We are also using hybrid search Retrieval with single hybrid indexing and has used hybrid score normalization method similar as you.
These are the issues that we have been facing when we set the alpha < 0.5:
-
When the alpha value is set to less than 0.5, the relevance of the score should ideally be more towards keyword search but it is always returning the top chunks based on the semantic match.
-
Even if there is no keyword match in the chunk, it returns that chunk on top with higher score, compared to the chunk having the keywords. Hence giving more weight towards semantic.
-
There are chunks which have some semantic matching and also keywords from the query but they are still ranked lower to the chunks with just the semantic matching.
We are using BM25 encoding to embed sparse vectors and text-embedding-3-large to embed dense vectors with single hybrid index.

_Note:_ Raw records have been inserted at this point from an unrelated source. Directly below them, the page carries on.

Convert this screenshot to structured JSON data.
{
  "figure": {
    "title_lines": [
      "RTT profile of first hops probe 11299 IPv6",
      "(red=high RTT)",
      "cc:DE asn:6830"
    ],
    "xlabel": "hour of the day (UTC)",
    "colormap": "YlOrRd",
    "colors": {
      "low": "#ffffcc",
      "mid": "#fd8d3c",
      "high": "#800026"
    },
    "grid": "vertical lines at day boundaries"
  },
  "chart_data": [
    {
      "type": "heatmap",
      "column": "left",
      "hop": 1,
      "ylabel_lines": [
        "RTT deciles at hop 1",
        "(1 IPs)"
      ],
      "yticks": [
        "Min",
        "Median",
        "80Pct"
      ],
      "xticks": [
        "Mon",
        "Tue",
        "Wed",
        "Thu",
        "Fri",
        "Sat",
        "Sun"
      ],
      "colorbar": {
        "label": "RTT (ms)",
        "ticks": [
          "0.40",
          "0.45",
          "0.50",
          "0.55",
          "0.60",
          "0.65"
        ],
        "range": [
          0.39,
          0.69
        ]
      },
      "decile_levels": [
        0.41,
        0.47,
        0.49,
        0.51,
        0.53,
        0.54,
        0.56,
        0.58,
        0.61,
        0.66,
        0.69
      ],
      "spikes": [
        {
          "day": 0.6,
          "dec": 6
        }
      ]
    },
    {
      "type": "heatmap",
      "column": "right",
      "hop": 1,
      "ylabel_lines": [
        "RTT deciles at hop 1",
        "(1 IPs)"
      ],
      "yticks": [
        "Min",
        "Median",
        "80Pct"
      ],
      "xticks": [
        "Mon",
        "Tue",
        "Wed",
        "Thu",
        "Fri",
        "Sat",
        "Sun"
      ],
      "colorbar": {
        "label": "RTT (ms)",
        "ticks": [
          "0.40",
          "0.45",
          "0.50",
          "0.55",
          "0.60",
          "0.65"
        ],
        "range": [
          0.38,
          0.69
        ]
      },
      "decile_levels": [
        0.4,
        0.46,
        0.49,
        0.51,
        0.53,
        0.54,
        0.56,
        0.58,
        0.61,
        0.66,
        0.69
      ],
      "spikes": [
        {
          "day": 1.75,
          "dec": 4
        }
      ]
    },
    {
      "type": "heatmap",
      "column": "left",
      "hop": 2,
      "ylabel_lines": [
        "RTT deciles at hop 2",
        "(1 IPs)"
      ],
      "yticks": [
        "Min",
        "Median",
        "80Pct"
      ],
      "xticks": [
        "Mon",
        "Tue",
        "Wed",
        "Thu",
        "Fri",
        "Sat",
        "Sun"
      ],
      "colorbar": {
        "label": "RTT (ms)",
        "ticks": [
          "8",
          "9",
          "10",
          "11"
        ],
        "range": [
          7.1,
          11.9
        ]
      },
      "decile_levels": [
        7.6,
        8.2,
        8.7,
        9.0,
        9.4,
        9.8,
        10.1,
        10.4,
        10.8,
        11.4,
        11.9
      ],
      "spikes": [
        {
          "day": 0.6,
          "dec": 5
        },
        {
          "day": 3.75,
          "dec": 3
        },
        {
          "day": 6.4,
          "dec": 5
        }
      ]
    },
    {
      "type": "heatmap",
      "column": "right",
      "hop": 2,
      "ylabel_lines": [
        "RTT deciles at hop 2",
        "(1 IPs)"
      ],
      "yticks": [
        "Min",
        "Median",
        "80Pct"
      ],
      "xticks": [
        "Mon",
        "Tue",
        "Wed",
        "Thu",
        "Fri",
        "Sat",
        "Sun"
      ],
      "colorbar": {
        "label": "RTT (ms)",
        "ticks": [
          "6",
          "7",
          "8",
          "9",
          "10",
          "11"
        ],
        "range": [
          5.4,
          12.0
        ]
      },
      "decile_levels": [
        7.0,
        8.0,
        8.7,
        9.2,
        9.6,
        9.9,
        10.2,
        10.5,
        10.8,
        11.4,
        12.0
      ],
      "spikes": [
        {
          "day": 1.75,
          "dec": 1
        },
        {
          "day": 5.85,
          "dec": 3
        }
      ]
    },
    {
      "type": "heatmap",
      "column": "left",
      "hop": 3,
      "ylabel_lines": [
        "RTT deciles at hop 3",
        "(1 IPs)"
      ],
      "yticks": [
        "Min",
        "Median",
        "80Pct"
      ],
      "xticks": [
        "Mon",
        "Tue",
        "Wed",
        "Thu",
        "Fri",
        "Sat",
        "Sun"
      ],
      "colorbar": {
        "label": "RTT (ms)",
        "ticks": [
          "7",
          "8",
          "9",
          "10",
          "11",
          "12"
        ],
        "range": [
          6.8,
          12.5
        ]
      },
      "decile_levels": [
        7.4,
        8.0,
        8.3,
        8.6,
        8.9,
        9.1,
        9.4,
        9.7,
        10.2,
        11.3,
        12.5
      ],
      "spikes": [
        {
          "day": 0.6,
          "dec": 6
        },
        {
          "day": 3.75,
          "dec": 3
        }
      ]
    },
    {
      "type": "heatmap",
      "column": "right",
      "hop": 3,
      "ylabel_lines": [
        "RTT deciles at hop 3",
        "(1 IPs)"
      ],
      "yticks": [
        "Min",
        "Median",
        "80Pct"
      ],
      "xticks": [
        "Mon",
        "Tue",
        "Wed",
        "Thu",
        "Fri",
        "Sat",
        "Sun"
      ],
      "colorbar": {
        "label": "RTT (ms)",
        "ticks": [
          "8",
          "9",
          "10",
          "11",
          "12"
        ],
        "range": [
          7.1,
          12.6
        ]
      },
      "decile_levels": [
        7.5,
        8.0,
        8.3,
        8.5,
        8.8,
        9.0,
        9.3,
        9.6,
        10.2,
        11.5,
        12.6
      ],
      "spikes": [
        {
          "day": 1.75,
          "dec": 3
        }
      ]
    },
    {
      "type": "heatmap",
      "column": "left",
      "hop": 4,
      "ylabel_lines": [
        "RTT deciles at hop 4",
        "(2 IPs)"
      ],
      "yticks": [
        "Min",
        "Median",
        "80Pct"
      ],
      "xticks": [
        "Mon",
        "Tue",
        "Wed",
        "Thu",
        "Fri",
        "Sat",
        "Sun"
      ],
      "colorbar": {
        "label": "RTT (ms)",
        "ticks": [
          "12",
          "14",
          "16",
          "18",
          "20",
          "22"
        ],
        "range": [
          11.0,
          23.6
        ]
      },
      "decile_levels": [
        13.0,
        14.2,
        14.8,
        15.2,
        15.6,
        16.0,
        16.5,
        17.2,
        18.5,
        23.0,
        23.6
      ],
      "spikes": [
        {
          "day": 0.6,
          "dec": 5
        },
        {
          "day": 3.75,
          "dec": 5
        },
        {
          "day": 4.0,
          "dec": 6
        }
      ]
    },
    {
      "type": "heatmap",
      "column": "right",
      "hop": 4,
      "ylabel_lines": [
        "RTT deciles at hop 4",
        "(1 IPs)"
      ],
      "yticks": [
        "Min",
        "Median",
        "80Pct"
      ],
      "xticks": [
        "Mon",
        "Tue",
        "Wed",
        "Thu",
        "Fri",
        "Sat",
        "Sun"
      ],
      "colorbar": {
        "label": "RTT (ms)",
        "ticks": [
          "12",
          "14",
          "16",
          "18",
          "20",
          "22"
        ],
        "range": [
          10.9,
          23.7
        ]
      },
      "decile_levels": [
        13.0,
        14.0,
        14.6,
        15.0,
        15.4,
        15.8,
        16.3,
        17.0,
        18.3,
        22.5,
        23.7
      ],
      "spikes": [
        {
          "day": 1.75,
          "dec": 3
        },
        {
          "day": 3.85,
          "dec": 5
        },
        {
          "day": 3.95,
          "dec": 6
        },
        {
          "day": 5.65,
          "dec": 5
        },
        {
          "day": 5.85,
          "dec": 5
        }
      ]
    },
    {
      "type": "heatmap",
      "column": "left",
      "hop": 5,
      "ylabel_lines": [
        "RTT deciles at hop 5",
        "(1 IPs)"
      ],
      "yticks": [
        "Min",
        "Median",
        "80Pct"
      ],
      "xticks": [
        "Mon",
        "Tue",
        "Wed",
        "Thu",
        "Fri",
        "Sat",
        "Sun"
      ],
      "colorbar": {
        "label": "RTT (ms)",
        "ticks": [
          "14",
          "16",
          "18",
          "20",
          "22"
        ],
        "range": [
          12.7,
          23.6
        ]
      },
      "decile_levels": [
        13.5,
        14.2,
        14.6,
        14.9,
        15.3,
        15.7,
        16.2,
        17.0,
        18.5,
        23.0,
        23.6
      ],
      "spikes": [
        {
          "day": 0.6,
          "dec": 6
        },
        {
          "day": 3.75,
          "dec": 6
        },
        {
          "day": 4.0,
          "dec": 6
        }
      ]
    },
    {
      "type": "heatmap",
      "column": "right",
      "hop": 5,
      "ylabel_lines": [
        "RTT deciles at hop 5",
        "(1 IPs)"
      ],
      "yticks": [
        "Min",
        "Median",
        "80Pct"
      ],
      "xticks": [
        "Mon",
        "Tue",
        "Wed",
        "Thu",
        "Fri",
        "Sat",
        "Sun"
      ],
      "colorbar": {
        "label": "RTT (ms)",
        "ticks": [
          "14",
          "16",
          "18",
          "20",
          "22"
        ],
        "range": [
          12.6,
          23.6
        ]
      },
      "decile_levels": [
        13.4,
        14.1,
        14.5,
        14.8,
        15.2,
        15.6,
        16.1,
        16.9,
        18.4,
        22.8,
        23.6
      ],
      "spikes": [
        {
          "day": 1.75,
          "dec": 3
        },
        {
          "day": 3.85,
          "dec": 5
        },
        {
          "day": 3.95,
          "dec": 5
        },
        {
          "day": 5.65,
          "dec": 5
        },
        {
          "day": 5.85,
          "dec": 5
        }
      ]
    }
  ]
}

To incorporate a linear weighing to both vector types, we use this approach
def hybrid_score_norm(dense, sparse, alpha: float):
“”"Hybrid score using a convex combination
alpha * dense + (1 - alpha) * sparse
Args:
dense: Array of floats representing
sparse: a dict of `indices` and `values`
alpha: scale between 0 and 1
"""
if alpha < 0 or alpha > 1:
raise ValueError("Alpha must be between 0 and 1")
hs = {
'indices': sparse['indices'],
'values': [v * (1 - alpha) for v in sparse['values']]
}
return [v * alpha for v in dense], hs
So tuning the hybrid search with alpha values < 0.5, isn’t working well for us. The relevance of the results is not satisfactory.